Roger & Gallet Lotus Blue (2006)
In Frankrijk naast Guerlain een klassieke eau de cologne-leverancier. Met een verschil: het is prijstechnisch toegankelijker. Gaat met de tijd en trends mee. Waarvan het transparante Lotus Blue – de waterlelie is nu een van de hipste smaakmakers in parfums – getuigt.

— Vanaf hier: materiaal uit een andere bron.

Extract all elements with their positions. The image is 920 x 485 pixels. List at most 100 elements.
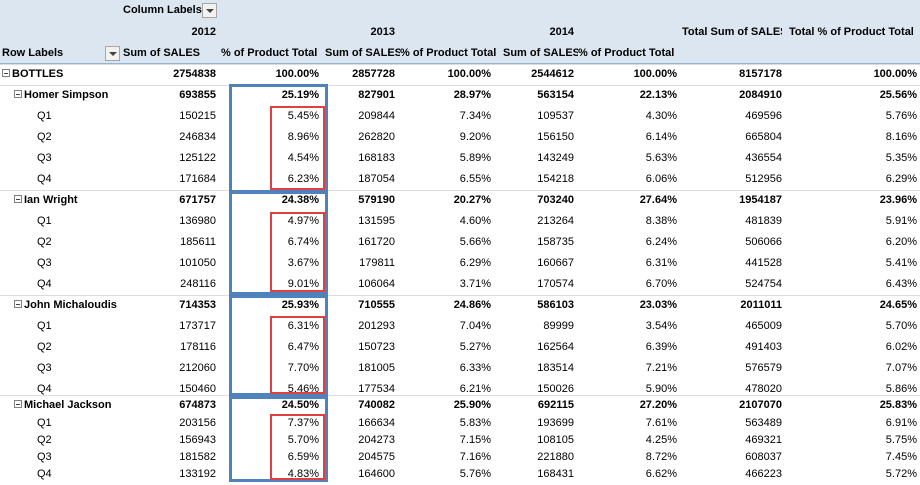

Chanel Eau de Cologne (2007)
Als iedereen zich op de cologne stort, dan Chanel ook. Verfijning in optima forma. Met zijn nadruk op oranjebloesem gecombineerd met een lichte jasmijntoets in het hart, kun je constateren: zo moet een modern-klassieke eau de cologne ruiken.
Dior Homme Cologne (2007)
Goed voorbeeld dat cologne ingeburgerd raakt bij een nieuwe generatie. Frisse interpretatie van de poederige ‘rock dandy’-geur. Dat ruik je in de opening: de kopnoot van salie en lavendel is vervangen door bergamot en mandarijn. Verfijnde luchtigheid.
Delhaize Eau de Cologne (ontstaansdatum onbekend)
Wat vlakker en ‘platter’ dan 4711. Toch is deze beetje zoete cologne zeker niet slecht. En als je het draagt, verbaas je zeker al je snobvrienden: ‘Wat heb je op? Ruikt lekker!’